In this context it's probably better measure of randomness than true randomness.
What 'appears random' is better measurement that matches what people try to do.
People are not good at recognizing randomness, they confuse it with homogeneity. True randomness generates more human recognizable patterns than people think. If you as people to generate random string of 1's and 0's, they avoid long strings of 0's or 1's too much.
I don't quite follow what you're attempting to say here, I mean to say that the study is flawed because "It's a study on your ability to generate random list of results", with the inference that supposedly those who generate the most random results and those who appear by human estimation to do so are the same people, because humans are actually bad at randomness, exactly as you yourself say here.
So what "appears random" is not at all a good measure of what is "actually random" to put it as simply as possible.
The goal is the ability to generate strings that match the "approximate sense of complexity" (ASC) of the subjects. To do so requires the ability to avoid any routine and inhibit prepotent responses.
Research goal was to measure cognitive ability and randomness is just measure stick. The actual mathematical complexity is correlated but there is human bias. The bias itself is irrelevant if it's constant. The relevant is how closely subjects can generate strings that appear random and complex (randomness with bias) for humans.
In other words
measure = statistical randomness + bias
Because the bias is almost universal (see the modulating factors in the article) it's not interfering with the thing they try to measure.
Why? Do you suspect that subjects were deliberately making their choices less random because they anticipated the poor performance of another person in assessing randomness? It seems like a good assumption that they knew they were trying to fool a sophisticated randomness test that they couldn't second-guess.
Considering that a random generator could generate 11111111111111111111111111 5 times in a row...it's a bit hard to claim someone's test results as a failure of randomness unless you claim you want a gaussian distribution or some other type of "character of randomness." Ie. running diehard tests on it and whatnot.

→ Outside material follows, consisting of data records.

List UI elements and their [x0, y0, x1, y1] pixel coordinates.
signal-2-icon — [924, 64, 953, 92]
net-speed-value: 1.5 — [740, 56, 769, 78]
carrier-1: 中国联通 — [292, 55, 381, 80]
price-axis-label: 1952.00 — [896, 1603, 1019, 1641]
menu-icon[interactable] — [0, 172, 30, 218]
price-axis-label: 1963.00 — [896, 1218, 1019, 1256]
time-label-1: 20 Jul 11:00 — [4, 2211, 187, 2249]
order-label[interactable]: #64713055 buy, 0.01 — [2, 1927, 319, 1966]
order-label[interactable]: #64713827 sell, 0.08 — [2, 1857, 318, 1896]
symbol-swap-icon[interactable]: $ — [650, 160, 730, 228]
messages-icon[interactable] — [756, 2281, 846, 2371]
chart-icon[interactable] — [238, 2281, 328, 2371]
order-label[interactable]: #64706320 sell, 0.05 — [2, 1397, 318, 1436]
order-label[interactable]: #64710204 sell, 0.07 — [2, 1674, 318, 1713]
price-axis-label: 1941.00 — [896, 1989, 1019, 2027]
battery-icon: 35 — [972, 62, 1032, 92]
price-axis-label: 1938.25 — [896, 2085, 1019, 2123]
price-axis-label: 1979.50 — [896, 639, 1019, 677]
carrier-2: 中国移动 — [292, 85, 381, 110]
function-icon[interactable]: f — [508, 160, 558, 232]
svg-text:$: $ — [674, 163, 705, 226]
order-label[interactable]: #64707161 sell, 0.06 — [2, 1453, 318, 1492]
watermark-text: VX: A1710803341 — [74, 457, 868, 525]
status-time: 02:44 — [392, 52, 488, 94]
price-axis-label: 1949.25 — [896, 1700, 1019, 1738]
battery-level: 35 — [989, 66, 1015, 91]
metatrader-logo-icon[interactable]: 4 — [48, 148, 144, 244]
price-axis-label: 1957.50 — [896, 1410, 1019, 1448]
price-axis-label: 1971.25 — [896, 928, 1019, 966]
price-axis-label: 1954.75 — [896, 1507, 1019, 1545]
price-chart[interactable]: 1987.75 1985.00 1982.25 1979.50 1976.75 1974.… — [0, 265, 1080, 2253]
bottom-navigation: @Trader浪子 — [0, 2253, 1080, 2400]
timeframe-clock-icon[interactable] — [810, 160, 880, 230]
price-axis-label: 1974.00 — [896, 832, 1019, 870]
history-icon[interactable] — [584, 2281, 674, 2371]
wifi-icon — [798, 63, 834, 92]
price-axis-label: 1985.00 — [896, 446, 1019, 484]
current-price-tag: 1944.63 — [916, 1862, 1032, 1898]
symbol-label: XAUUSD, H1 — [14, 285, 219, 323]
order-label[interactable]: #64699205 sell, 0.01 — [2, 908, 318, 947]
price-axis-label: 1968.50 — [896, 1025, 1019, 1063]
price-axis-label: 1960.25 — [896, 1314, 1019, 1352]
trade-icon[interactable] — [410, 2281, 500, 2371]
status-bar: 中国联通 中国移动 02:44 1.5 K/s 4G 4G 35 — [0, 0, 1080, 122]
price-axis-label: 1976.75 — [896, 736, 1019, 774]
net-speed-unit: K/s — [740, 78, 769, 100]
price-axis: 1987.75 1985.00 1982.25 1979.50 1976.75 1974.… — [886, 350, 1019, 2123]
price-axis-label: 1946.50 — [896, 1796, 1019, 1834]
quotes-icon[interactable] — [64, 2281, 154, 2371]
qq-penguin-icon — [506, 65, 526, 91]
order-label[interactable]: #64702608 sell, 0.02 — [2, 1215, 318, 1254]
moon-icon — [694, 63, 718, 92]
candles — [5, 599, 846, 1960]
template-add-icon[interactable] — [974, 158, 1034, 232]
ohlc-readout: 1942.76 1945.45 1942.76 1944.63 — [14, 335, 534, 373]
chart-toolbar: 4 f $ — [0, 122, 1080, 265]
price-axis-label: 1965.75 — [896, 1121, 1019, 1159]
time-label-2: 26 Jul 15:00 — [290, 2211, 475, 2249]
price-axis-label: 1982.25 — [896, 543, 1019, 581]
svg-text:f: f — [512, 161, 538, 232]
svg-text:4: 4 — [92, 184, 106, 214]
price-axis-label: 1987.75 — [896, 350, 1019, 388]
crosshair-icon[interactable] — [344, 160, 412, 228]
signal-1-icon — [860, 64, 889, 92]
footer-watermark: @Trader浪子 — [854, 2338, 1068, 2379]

A fixed number of trials is deceptive unless you can see the algorithm behind the numbers. And for a human being..you can't. So unless you have a giant sample size, and even when you do, there is a bit of a mischaracterization done depending on what tests you are going to use to determine how random the data is
It's not supposed to be a measure of "true linguistic proficiency" but a measure of the capacity to generate linguistic-proficiency-like results.
So in each case what's the gap between actual linguistic proficiency / randomness, and the appearance thereof? And of what value is measuring these human perceptions rather than the actual facts in each instance (like taking all the results and putting them into a scatter output and seeing if there is actually a pattern in the pseudorandom data, or formally analysing the grammar and spelling in question and verifying that it is technically correct rather than just "english sounding" https://youtu.be/gU4w12oDjn8?t=2m)
Can we draw conclusions about that Italian gentleman's ability to make a song that sounds like English pop music "better" than an English pop music song that is actually technically grammatically correct, and use it to infer that he's got better English skills than the writer of the technically correct song?
And if not, why are we trying to make statements about the ability of some randomness souce not based on any actual measure of true randomness?
>So in each case what's the gap between actual linguistic proficiency / randomness, and the appearance thereof?
That there are no hard constraints/expectations like in measuring the quality of a e.g. software random number generator implementation.
They don't expect to find true randomness in the results, just to measure how much randomness (entropy if you will) those various age groups are capable of producing.